Je voyais avec un plaisir indicible le retour de la saison des tempêtes, le passage des cygnes et des ramiers, le rassemblement des corneilles dans la prairie de l'étang, et leur perchée à l'entrée de la nuit sur les plus hauts chênes du grand Mail. Lorsque le soir élevait une vapeur bleuâtre au carrefour des forêts, que les complaintes ou les lais du vent gémissaient dans les mousses flétries, j'entrais en pleine possession des sympathies de ma nature...    La nuit descendait ; les roseaux agitaient leurs champs de quenouilles et de glaives, parmi lesquels la caravane emplumée, poules d'eau, sarcelles, martins-pêcheur s, bécassines, se taisait; le lac battait ses bords; les grandes voix de l'automne sortaient des marais et des bois : j' échouais mon bateau au rivage et retournais au château. Dix heures sonnaient. A peine retiré dans ma chambre, ouvrant mes fenêtres, fixant mes regards au ciel, je commençais une incantation.    Bientôt, ne pouvant plus rester dans ma tour, je descendais à travers les ténèbres, j'ouvrais furtivement la porte du perron comme un meurtrier, et j'allais errer dans le grand bois. Après avoir marché à l'aventure, agitant mes mains, embrassant les vents qui m'échappaient ainsi que l'ombre, objet de mes poursuites, je m'appuyais contre le tronc d'un hêtre; je regardais les corbeaux que je faisais envoler d'un arbre pour se poser sur un autre, ou la lune se traînant sur la cime dépouillée de la futaie; j'aurais voulu habiter ce monde mort qui réfléchissait la pâleur du sépulcre.
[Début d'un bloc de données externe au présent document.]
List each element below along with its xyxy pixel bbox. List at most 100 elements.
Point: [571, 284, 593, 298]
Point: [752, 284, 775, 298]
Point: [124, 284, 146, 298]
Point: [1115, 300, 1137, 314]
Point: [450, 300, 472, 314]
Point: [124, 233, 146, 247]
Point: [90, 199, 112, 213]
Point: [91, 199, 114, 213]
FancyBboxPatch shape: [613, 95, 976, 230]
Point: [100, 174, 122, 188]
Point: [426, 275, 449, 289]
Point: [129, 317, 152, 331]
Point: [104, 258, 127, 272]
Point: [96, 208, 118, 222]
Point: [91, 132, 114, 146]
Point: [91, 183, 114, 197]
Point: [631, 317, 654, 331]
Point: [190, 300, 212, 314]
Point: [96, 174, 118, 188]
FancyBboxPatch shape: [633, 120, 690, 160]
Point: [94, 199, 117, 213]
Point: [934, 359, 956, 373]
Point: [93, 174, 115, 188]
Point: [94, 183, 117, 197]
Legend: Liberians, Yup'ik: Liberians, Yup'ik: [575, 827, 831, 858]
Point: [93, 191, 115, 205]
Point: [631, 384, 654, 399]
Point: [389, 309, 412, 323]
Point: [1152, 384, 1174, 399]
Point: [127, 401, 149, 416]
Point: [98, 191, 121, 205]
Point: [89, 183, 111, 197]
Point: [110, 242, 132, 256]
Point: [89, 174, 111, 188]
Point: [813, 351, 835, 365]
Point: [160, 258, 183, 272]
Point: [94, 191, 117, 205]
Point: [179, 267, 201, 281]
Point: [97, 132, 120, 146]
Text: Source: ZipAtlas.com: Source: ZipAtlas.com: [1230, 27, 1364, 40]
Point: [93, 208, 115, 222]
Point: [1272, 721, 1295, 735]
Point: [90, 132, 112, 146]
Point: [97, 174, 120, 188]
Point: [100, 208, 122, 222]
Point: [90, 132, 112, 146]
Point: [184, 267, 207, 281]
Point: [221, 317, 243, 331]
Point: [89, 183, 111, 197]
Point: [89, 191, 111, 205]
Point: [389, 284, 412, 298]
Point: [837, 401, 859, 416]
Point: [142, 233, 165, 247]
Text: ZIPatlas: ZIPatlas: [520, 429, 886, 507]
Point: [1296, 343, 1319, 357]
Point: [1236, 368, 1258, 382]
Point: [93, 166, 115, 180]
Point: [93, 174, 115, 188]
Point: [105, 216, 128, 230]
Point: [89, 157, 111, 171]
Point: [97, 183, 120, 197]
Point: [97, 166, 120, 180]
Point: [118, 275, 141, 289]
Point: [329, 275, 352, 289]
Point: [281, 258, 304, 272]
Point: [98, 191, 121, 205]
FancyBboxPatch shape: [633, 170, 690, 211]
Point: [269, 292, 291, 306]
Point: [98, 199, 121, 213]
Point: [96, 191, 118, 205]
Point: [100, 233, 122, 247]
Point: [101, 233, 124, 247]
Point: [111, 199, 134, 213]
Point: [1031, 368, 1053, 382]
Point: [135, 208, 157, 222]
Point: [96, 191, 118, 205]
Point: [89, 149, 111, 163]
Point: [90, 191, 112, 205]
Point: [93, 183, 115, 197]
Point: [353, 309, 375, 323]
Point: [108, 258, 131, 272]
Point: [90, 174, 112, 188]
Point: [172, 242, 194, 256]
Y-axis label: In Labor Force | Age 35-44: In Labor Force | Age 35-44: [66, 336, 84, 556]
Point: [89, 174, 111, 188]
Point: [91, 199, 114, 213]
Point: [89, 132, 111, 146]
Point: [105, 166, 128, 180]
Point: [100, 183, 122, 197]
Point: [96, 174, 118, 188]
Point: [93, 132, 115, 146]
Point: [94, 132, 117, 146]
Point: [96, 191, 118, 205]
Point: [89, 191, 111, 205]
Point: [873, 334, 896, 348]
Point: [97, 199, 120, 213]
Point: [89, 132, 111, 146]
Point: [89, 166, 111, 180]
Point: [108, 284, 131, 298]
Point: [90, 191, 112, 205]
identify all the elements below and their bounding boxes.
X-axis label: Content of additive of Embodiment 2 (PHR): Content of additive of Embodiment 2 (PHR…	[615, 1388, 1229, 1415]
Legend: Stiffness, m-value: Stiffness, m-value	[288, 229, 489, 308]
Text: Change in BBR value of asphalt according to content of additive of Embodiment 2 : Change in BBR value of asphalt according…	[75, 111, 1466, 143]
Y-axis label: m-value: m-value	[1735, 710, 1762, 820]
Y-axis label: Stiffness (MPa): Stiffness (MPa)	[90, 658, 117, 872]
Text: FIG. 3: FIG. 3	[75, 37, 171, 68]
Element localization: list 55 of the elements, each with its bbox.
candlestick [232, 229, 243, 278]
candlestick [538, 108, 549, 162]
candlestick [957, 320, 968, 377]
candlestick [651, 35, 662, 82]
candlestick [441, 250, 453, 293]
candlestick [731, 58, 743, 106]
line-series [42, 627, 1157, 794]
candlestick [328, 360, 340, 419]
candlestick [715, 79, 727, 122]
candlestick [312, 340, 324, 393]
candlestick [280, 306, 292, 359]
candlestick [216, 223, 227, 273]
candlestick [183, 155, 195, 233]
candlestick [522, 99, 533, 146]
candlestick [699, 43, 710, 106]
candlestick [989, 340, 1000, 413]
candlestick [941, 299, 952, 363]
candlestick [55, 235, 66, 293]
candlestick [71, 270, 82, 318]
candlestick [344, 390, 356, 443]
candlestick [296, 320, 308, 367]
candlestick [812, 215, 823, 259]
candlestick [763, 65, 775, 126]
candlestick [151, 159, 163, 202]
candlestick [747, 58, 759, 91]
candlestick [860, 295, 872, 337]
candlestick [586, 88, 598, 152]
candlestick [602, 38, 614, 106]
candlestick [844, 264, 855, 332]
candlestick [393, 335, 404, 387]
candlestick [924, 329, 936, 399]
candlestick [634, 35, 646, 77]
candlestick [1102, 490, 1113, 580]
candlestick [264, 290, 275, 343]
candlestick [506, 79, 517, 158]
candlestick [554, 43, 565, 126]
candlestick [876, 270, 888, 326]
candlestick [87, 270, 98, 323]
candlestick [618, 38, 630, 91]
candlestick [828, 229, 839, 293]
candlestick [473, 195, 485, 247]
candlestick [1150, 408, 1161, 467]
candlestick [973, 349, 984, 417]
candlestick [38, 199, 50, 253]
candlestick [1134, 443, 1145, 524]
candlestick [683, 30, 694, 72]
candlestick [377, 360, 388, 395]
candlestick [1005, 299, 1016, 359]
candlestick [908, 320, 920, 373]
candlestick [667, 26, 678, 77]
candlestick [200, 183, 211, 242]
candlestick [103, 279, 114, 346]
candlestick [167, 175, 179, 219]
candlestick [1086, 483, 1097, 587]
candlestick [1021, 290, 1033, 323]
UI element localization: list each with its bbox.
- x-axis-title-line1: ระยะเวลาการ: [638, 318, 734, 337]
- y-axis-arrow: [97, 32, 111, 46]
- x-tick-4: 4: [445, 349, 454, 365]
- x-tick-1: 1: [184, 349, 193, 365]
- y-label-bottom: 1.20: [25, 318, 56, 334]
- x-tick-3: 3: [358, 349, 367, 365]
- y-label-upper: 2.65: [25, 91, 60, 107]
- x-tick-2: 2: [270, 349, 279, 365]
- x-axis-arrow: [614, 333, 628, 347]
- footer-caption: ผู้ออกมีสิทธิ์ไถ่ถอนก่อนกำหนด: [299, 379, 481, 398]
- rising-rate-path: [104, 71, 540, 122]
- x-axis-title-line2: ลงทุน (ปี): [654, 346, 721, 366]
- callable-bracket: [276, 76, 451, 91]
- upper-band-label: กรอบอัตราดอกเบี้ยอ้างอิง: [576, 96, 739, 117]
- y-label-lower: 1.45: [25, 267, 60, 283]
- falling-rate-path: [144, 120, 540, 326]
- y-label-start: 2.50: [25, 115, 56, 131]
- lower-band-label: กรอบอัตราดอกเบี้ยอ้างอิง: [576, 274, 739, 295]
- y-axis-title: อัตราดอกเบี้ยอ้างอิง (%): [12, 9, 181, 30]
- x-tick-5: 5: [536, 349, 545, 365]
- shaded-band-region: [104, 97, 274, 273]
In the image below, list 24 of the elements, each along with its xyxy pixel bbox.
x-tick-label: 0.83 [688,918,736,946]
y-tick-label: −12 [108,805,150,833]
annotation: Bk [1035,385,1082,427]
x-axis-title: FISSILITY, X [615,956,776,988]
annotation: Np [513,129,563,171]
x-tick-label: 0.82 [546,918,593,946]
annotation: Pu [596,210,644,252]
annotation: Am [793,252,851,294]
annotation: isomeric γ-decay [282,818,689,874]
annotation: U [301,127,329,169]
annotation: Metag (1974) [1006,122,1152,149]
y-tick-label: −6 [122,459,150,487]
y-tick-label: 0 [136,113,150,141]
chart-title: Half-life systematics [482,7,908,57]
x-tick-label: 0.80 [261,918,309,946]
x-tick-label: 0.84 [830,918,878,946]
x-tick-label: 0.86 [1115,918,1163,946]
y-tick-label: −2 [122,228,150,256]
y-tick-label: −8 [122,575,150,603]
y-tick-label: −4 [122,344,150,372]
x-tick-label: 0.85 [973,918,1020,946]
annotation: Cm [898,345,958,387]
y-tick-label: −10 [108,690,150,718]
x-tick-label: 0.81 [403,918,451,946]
Je ne sentais ni le froid, ni l'humidité de la nuit; l'haleine glaciale de l'aube ne m'aurait pas même tiré du fond de mes pensées, si à cette heure la cloche du village ne s'était fait entendre.   

Le fond de ce morceau est pleinement romantique : c'est la confidence d'un état d'exaltation sans cause et sans objet précis, d'inquiétude fébrile qui est déjà le mal du siècle. Nous avons à étudier non ces sentiments en eux-mêmes, mais l'art avec lequel Chateaubriand les exprime.